As we head into a special 2016 Crime & Justice festival feature on Scandinavian writers of crime fiction (more information to follow shortly) I am revisiting authors and their works that grace my home library shelves. Hakan Nesser is perhaps not as well known in Australia as other Swedish writers but his work is worthy of inclusion in any discussion on Nordic Noir.

My introduction to Nesser's work was Borkmann's Point which was the first to be translated into English. The main character is Inspector Van Veeteren, a veteran detective who holds fast to his mentor's rule: Chief Inspector Borkmann believed there was a point at which more information on a crime is superfluous and the answer lies in what is already known.
Van Veeteren is on holiday in the coastal town of Kaalbringen when asked to help the local police investigate what seems to be the work of a serial killer. The local chief of police is about to retire and is more interested in a quick result than the correct result, however, Van Veeteren will not be dissuaded from a full investigation.

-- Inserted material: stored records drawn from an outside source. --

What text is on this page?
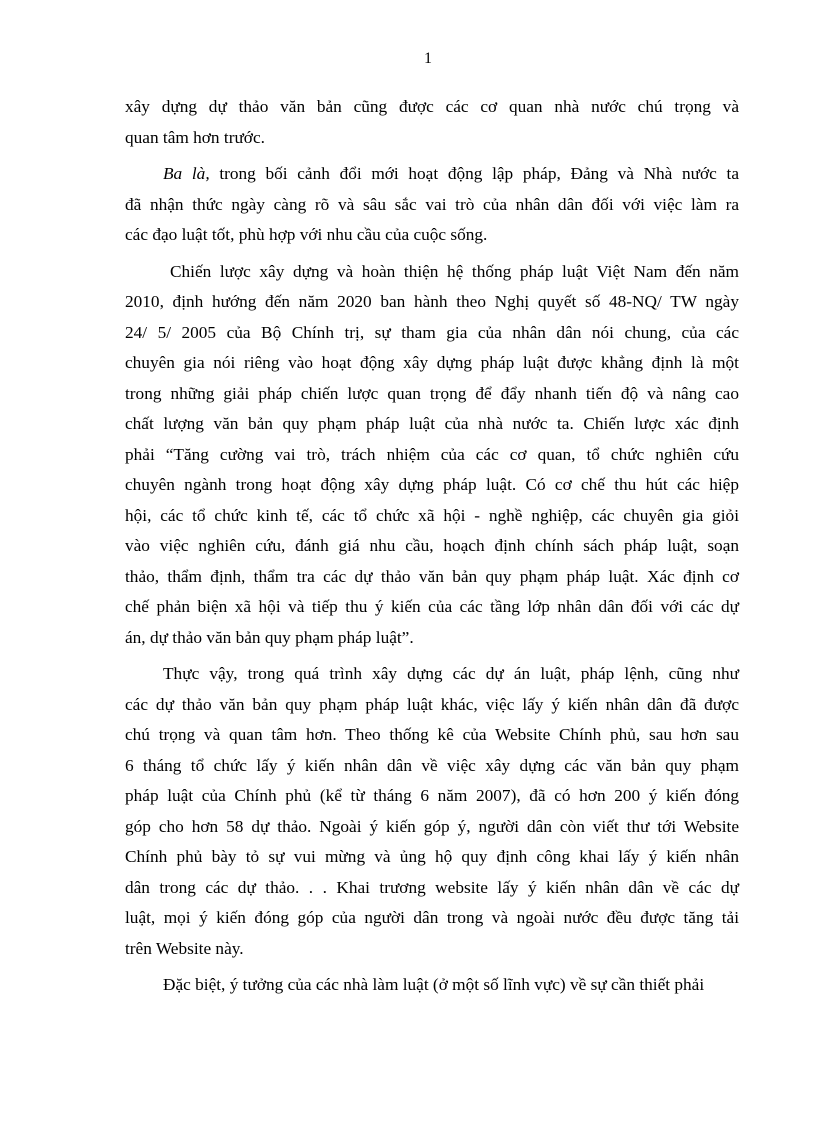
1

xây dựng dự thảo văn bản cũng được các cơ quan nhà nước chú trọng và
quan tâm hơn trước.

Ba là, trong bối cảnh đổi mới hoạt động lập pháp, Đảng và Nhà nước ta
đã nhận thức ngày càng rõ và sâu sắc vai trò của nhân dân đối với việc làm ra
các đạo luật tốt, phù hợp với nhu cầu của cuộc sống.

Chiến lược xây dựng và hoàn thiện hệ thống pháp luật Việt Nam đến năm
2010, định hướng đến năm 2020 ban hành theo Nghị quyết số 48-NQ/ TW ngày
24/ 5/ 2005 của Bộ Chính trị, sự tham gia của nhân dân nói chung, của các
chuyên gia nói riêng vào hoạt động xây dựng pháp luật được khẳng định là một
trong những giải pháp chiến lược quan trọng để đẩy nhanh tiến độ và nâng cao
chất lượng văn bản quy phạm pháp luật của nhà nước ta. Chiến lược xác định
phải “Tăng cường vai trò, trách nhiệm của các cơ quan, tổ chức nghiên cứu
chuyên ngành trong hoạt động xây dựng pháp luật. Có cơ chế thu hút các hiệp
hội, các tổ chức kinh tế, các tổ chức xã hội - nghề nghiệp, các chuyên gia giỏi
vào việc nghiên cứu, đánh giá nhu cầu, hoạch định chính sách pháp luật, soạn
thảo, thẩm định, thẩm tra các dự thảo văn bản quy phạm pháp luật. Xác định cơ
chế phản biện xã hội và tiếp thu ý kiến của các tầng lớp nhân dân đối với các dự
án, dự thảo văn bản quy phạm pháp luật”.

Thực vậy, trong quá trình xây dựng các dự án luật, pháp lệnh, cũng như
các dự thảo văn bản quy phạm pháp luật khác, việc lấy ý kiến nhân dân đã được
chú trọng và quan tâm hơn. Theo thống kê của Website Chính phủ, sau hơn sau
6 tháng tổ chức lấy ý kiến nhân dân về việc xây dựng các văn bản quy phạm
pháp luật của Chính phủ (kể từ tháng 6 năm 2007), đã có hơn 200 ý kiến đóng
góp cho hơn 58 dự thảo. Ngoài ý kiến góp ý, người dân còn viết thư tới Website
Chính phủ bày tỏ sự vui mừng và ủng hộ quy định công khai lấy ý kiến nhân
dân trong các dự thảo. . . Khai trương website lấy ý kiến nhân dân về các dự
luật, mọi ý kiến đóng góp của người dân trong và ngoài nước đều được tăng tải
trên Website này.

Đặc biệt, ý tưởng của các nhà làm luật (ở một số lĩnh vực) về sự cần thiết phải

As more killings take place, he calls on his colleague Munster to come and join him and they begin to work closely with local inspector, Beate Moerk. Things take a dramatic turn when Moerk goes missing after leaving a message with Munster that she has uncovered something important in one of their reports. As they desperately search for Beate, Van Veeteren is left to wonder if she had reached Borkmann's point and whatever she discovered is the reason for her disappearance.

The series of books featuring Van Veeteren are set in an unidentifiable part of northern Europe while a later series featuring the Swedish Italian detective, Inspector Gunner Barbarotti, are all set in Sweden. In both instances, Nesser's main characters approach their work in a cerebral fashion, favouring detailed intellectual analysis over quick action or assumption-based conclusions.

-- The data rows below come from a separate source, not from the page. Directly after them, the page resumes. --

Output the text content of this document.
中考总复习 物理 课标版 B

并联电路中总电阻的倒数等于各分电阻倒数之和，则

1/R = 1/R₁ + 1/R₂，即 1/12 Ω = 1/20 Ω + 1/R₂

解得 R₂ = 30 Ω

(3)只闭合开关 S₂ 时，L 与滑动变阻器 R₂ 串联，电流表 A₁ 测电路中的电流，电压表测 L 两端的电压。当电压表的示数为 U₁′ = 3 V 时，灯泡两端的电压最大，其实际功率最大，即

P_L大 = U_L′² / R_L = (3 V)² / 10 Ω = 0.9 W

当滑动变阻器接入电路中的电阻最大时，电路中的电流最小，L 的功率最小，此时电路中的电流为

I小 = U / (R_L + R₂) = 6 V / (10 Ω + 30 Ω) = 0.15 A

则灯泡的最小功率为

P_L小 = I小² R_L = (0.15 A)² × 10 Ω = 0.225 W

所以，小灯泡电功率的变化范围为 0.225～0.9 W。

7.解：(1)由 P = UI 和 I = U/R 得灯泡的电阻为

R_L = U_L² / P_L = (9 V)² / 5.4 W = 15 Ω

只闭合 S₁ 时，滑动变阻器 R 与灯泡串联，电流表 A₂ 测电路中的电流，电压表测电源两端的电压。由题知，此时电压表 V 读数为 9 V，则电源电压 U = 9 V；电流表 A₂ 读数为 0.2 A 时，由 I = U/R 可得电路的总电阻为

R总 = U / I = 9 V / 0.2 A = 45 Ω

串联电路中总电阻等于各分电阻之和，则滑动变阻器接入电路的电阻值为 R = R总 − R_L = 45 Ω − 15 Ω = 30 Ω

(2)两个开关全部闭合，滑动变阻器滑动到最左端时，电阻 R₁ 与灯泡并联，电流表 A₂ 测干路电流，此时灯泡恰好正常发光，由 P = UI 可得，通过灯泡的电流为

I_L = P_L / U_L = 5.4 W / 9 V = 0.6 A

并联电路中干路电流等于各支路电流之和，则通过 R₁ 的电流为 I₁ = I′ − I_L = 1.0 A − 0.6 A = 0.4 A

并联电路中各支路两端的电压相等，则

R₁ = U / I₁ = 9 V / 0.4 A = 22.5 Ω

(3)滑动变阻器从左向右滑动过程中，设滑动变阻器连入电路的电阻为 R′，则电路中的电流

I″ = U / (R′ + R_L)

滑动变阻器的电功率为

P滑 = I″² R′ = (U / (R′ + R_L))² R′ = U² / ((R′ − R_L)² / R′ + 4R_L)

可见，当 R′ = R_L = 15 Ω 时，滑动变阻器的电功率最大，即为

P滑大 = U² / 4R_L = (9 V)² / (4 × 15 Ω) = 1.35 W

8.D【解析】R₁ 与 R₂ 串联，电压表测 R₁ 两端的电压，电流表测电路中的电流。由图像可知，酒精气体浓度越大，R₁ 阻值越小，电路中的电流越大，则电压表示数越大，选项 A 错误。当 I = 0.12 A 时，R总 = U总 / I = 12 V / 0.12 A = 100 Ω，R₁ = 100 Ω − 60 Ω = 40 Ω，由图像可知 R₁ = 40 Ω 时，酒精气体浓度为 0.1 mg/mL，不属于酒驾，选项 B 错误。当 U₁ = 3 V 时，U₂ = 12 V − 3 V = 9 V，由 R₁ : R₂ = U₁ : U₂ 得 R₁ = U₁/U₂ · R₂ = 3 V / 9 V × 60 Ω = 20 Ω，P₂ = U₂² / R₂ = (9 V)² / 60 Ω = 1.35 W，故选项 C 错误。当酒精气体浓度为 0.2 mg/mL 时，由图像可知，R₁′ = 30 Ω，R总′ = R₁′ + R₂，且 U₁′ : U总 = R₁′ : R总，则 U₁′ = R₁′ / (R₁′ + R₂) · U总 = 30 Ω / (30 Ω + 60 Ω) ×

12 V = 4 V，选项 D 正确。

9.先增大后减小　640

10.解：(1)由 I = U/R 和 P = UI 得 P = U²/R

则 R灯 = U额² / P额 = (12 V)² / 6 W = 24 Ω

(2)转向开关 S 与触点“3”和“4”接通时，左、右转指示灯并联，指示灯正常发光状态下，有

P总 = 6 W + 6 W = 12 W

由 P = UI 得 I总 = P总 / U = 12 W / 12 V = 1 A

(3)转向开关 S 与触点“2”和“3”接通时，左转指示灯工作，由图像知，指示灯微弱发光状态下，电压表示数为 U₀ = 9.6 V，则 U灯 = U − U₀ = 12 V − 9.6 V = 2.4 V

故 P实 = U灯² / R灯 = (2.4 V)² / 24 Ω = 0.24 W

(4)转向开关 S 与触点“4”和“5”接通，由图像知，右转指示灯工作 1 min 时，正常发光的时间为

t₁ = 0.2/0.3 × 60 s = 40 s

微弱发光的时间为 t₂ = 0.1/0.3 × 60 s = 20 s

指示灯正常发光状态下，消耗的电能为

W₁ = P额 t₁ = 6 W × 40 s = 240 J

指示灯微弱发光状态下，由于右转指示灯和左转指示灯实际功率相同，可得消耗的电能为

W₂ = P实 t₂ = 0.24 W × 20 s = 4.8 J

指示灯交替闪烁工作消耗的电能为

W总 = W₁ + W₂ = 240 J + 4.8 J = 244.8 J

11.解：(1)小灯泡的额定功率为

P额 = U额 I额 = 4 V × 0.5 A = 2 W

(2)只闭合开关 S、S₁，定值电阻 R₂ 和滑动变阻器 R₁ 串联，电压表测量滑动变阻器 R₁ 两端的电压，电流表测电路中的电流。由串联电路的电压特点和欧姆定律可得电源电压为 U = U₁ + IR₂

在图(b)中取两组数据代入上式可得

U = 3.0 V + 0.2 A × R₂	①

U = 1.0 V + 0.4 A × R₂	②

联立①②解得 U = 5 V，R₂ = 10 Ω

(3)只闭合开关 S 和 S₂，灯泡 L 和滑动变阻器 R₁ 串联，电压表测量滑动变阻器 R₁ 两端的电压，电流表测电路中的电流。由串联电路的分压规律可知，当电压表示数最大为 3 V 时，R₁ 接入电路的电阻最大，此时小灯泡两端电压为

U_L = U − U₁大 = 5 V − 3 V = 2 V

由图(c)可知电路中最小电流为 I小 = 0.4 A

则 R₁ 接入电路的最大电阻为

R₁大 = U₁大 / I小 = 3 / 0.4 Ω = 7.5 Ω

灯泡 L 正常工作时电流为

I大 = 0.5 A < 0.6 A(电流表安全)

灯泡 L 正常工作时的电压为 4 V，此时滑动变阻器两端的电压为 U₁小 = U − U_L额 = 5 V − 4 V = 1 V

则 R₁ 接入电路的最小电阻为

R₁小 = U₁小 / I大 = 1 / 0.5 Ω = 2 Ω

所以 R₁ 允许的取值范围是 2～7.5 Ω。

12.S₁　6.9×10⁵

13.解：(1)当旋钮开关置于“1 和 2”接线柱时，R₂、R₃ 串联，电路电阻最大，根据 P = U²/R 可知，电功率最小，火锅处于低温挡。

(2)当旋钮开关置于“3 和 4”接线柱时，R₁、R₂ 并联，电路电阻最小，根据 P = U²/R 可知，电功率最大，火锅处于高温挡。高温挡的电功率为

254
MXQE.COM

Nesser has won the Swedish Crime Novel Award three times and has written ten Van Veeteren novels and five featuring Barbarotti.

Tuesday, 11 October 2016

Here we are in 2016 and about to convene the Crime & Justice festival

When I started this blog in 2012 I was aware of the growing interest in crime fiction from Scandinavia but did not think it would blossom as it has to now being a significant part of any crime fiction section in a bookshop and of my home library.

As I pen this blog, we have marked the twelve-month anniversary of the passing of Swedish crime writer, Henning Mankell.  His character, Kurt Wallander, is widely recognized as one of the most memorable of the genre and is known to a broad audience through the two television series, one featuring Kenneth Brannagh.

My first Wallander was Faceless Killers when it was translated into English in 1997. I had to import a copy as no Australian publisher had the rights to the work. The setting is an isolated farmhouse where the farmer has been tortured to death and his wife left with a noose around her neck. She later dies but not before she utters the word “foreign”. Wallander and his team set about investigating the crime and come face-to-face with the ramifications of the state’s attitude to immigration and national identity. As with all Mankell’s work, there is the opportunity to delve into Sweden’s political and social character and to ponder questions that have the power to divide nations.

As is often the case with crime writers from this part of the world, was politically active and imbued his work with a sense of social commentary. This is part of the attraction for me of Nordic Noir – the deeper, more complex rendering of the society in which the action takes place and against which the characters are set.

Another feature of Mankell’s series of crime novels was the introduction of Linda Wallander, Kurt’s daughter, as a policewoman. I found this sideways tilt from father to daughter as main protagonist to be executed extremely well; the character of Linda was as expertly drawn as that of Wallander himself.

I had the good fortune to meet Henning Mankell on one of his visits to Melbourne and it remains a highlight of my bookselling career. 

I convene an annual Crime & Justice festival in Melbourne and am using this most recent blog as a lead-in to the November event this year and a way of regularly blogging on my favourite form of reading.